Au fond, je ne connais de l’histoire de Pedraza que ce que certains amis à lui m’ont conté incidemment. Ces renseignements m’offrent comme des épisodes isolés et sans concordance ; mais je les assemble avec le fil de mes suppositions pour en faire un tout compact. L’algèbre de l’induction m’a permis d’imaginer intégralement ce qui est arrivé au docteur. Vous me direz que le récit que je vais vous faire est en grande partie de mon invention ; mais certaines imaginations sont, dans leur logique, plus assurées et plus vraisemblables que les nouvelles que nos amis ou les journaux nous donnent pour certaines.

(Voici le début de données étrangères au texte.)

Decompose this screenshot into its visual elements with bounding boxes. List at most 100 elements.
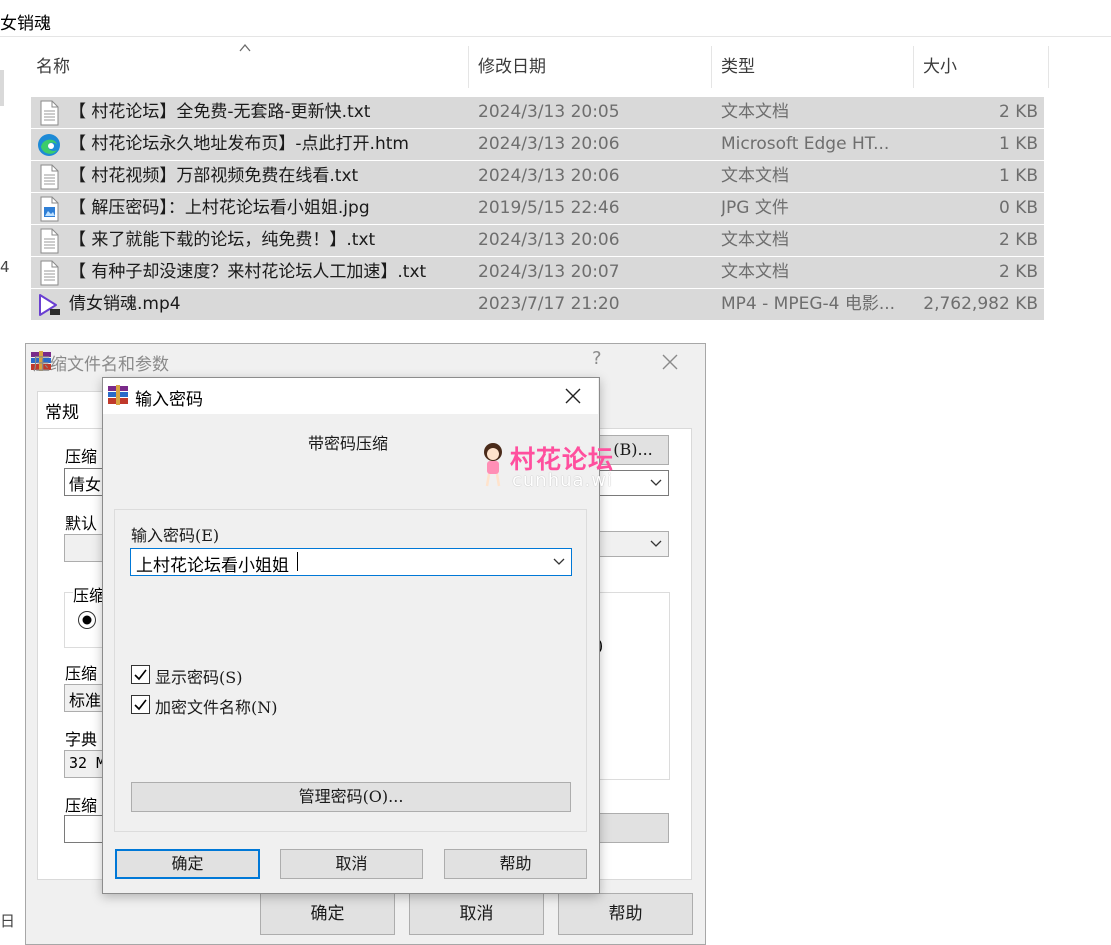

J’ai bien souvent songé aux heures que Pedraza dut passer, seul dans son cabinet au centre de l’appartement qu’il avait loué sur l’avenue de Mai pour y installer ses bureaux. Loin de sa maison, arraché à la séduction qu’exerçaient sur lui les femmes de sa famille et qui lui faisait tout envisager avec optimisme, il restait face à face avec le casse-tête de sa situation. Il allait se trouver ruiné dans un pays où l’argent est plus apprécié que dans toute autre nation et plus nécessaire à la vie. Un Romulo Pedraza pouvait-il vivre avec ses amis pour protecteurs et assurer modestement, grâce à quelque emploi public, l’entretien de sa famille ?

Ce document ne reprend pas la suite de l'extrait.